Appellees finally contend that appellant’s status in this action is that of a subcontractor, and hence it has no right to recover on the bond in suit. They base this contention on a claim that the bond only secures the indebtedness, incurred by the contractor, in the prosecution of the work, for labor and material, and the board of laborers, and hence any amount due a subcontractor is not included. This claim cannot be sustained. It -will be observed that the bond provides for the prompt payment of all debts incurred by the contractor in the prosecution of the work, “including labor, materials furnished, and for boarding the laborers thereon.” In the case of Title Guaranty, etc., Co. v.

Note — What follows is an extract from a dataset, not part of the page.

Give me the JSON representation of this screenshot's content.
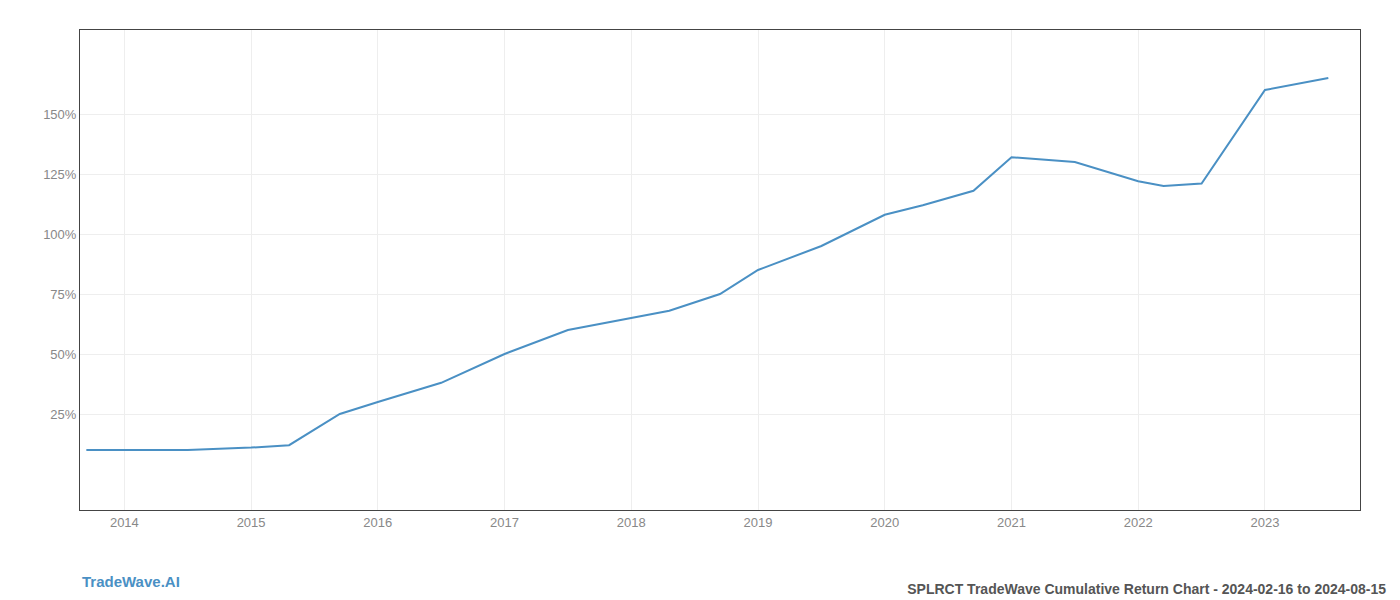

State, ex rel. (1915), 61 Ind. App. 268, 109 N. E. 237, this court had under consideration a bond identical with the one in suit, in so far as it related to-the payment of debts incurred by the contractor in the prosecution of the work-involved, and there held that the clause quoted above did not have the effect of plac*358ing a limitation on the preceding clause, which we have italicised. In passing upon this question the court said, among other things: “The purpose as expressed by the bond is to secure the payment of debts incurred in the prosecution of the work. Among such debts are those growing out of labor performed and material furnished. But if there are other debts, regardless of their nature or origin, that sustain such an intimate, immediate and exclusive relation to the building of 'the road that it may be said that such debts were incurred in the prosecution of that work, they too are covered by the provisions of the bond literally interpreted.” The undisputed evidence shows that the indebtedness on which this action is based, was incurred by the contractor in the prosecution of the work in question, and therefore clearly falte within the provisions of the bond, under the construction by this court of a like provision,, as indicated above, to which we expressly adhere. The citation of authorities seems to be unnecessary, but we cite the following on the rights of subcontractors generally, under bonds with varying provisions. 6 Cyc 83; 27 Cyc 314; Ochs v. M. J. Carnahan Co. (1906), 42 Ind. App. 157, 76 N. E. 788, 80 N. E. 163; Lumber Co. v. Peterson & Sampson (1904), 124 Iowa 599, 100 N. W. 550; Fitzgerald v. McClay (1896), 47 Nebr. 816, 66 N. W. 828.

We do not consider other questions presented by appellant, as we do not deem them essential to a proper determination of this appeal, nor do we consider appellees’ contention that the court erred in overruling their demurrers'to the complaint, as they have not assigned cross-errors. For the reasons stated, we hold that the evidence did not warrant the trial court in directing a verdict in favor of appellees, and hence there was error in overruling appellant’s motion for a new trial. Judgment reversed as to all appellees, other *359than Erick Lund, against whom the judgment is affirmed, with instructions to sustain appellant’s motion for a new trial as to said appellees, and for further proceedings consistent with this opinion.